Solicitors McCann FitzGerald had represented Monica Leech in three libel actions against the media group dating from 2005.

90150888_90150888 (1) Monica Leech, pictured outside the High Court in 2009 Sasko lazarov / Rollingnews.ie Sasko lazarov / Rollingnews.ie / Rollingnews.ie

A WOMAN WHO received one of the biggest defamation settlements in the history of the State is suing the solicitors firm who represented her in three of her legal actions.

Communications consultant Monica Leech began proceedings against renowned legal firm McCann FitzGerald earlier this week in the High Court.

The firm had been Leech’s representatives for three separate libel actions taken against Independent News and Media, the parent company behind titles such as the Irish Independent and the Herald, in 2005.

Both McCann FitzGerald and Waterford firm Kennedy Stephenson Chapman (which is representing Leech, herself a Waterford native) declined to comment on the nature of the litigation, saying that given the ongoing nature of the case it would be inappropriate for them to do so.

Attempts to contact Leech herself proved unsuccessful prior to publication.

Libel actions

Now aged 57, Monica Leech became well-known in Ireland after taking a number of high-profile libel actions in 2004.

One of those actions related to a series of 11 articles published in what was then the Evening Herald which falsely alleged that Leech had received certain public contracts from the Department of the Environment because of an alleged relationship with the then Fianna Fáil Environment Minister Martin Cullen.

The same erroneous allegation was inadvertently broadcast on RTÉ radio’s Liveline in late 2004, leading the state broadcaster to apologise unreservedly to Leech and to pay her €250,000 in damages.

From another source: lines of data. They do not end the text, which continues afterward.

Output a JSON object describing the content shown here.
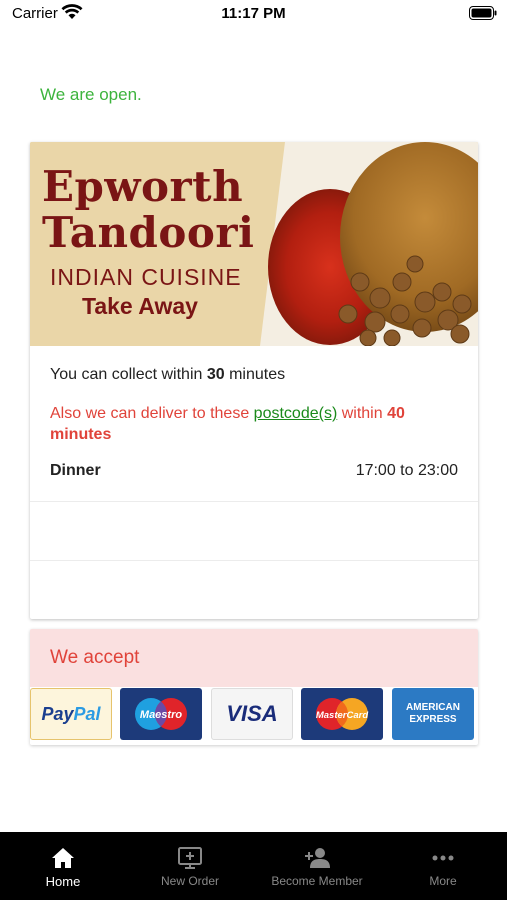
{
  "status_bar": {
    "carrier": "Carrier",
    "time": "11:17 PM"
  },
  "open_status": "We are open.",
  "restaurant": {
    "name_line1": "Epworth",
    "name_line2": "Tandoori",
    "subtitle": "INDIAN CUISINE",
    "tagline": "Take Away"
  },
  "collect": {
    "prefix": "You can collect within ",
    "minutes": "30",
    "suffix": " minutes"
  },
  "delivery": {
    "prefix": "Also we can deliver to these ",
    "link_text": "postcode(s)",
    "middle": " within ",
    "minutes": "40 minutes"
  },
  "hours": [
    {
      "label": "Dinner",
      "time": "17:00 to 23:00"
    }
  ],
  "payment": {
    "title": "We accept",
    "methods": [
      {
        "name": "PayPal",
        "part1": "Pay",
        "part2": "Pal"
      },
      {
        "name": "Maestro"
      },
      {
        "name": "VISA"
      },
      {
        "name": "MasterCard"
      },
      {
        "name": "American Express",
        "line1": "AMERICAN",
        "line2": "EXPRESS"
      }
    ]
  },
  "tabs": [
    {
      "label": "Home",
      "icon": "home-icon",
      "active": true
    },
    {
      "label": "New Order",
      "icon": "new-order-icon",
      "active": false
    },
    {
      "label": "Become Member",
      "icon": "add-person-icon",
      "active": false
    },
    {
      "label": "More",
      "icon": "more-dots-icon",
      "active": false
    }
  ],
  "colors": {
    "open_green": "#3db43d",
    "accent_red": "#e0433a",
    "link_green": "#1a8a1a",
    "brand_maroon": "#7a1515",
    "accept_bg": "#fae0e0"
  }
}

In 2009, she won a High Court libel action against Independent News and Media (INM). In that case, the jury found that there was no extra-marital affair, that Leech had been defamed by the articles and awarded her €1.87 million.

The media company subsequently had that figure reduced to €1.25 million by the Supreme Court on appeal.

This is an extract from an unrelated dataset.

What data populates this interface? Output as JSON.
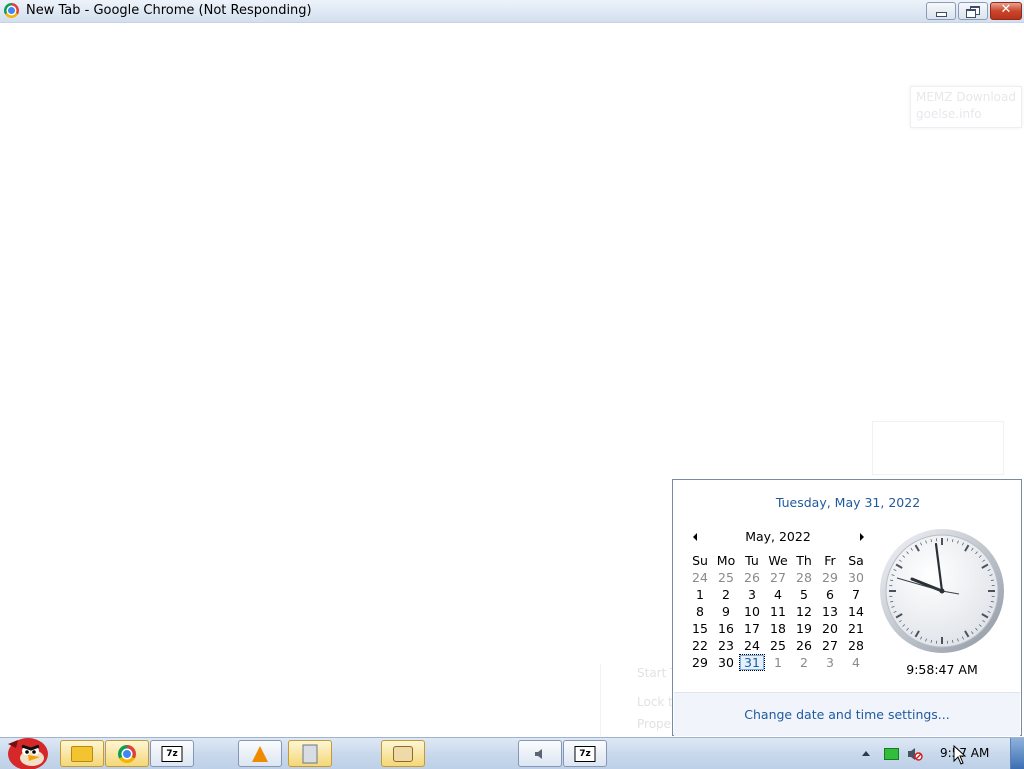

INM then complained to the European Court of Human Rights that the damages awarded amounted to a violation of freedom of expression.

Although unanimously upholding the company’s complaint in June 2017, the court accepted that Leech had been defamed in a serious manner.

In their judgement, however, the panel of seven judges contended that unreasonably high damages for defamation claims can have a chilling effect on freedom of expression, and therefore there must be adequate domestic safeguards so as to avoid disproportionate awards being granted.

That judgement had no impact upon the €1.25 million figure owed to Leech, but was rather seen as indication that the Irish legal system needs to control defamation damages costs being awarded by juries.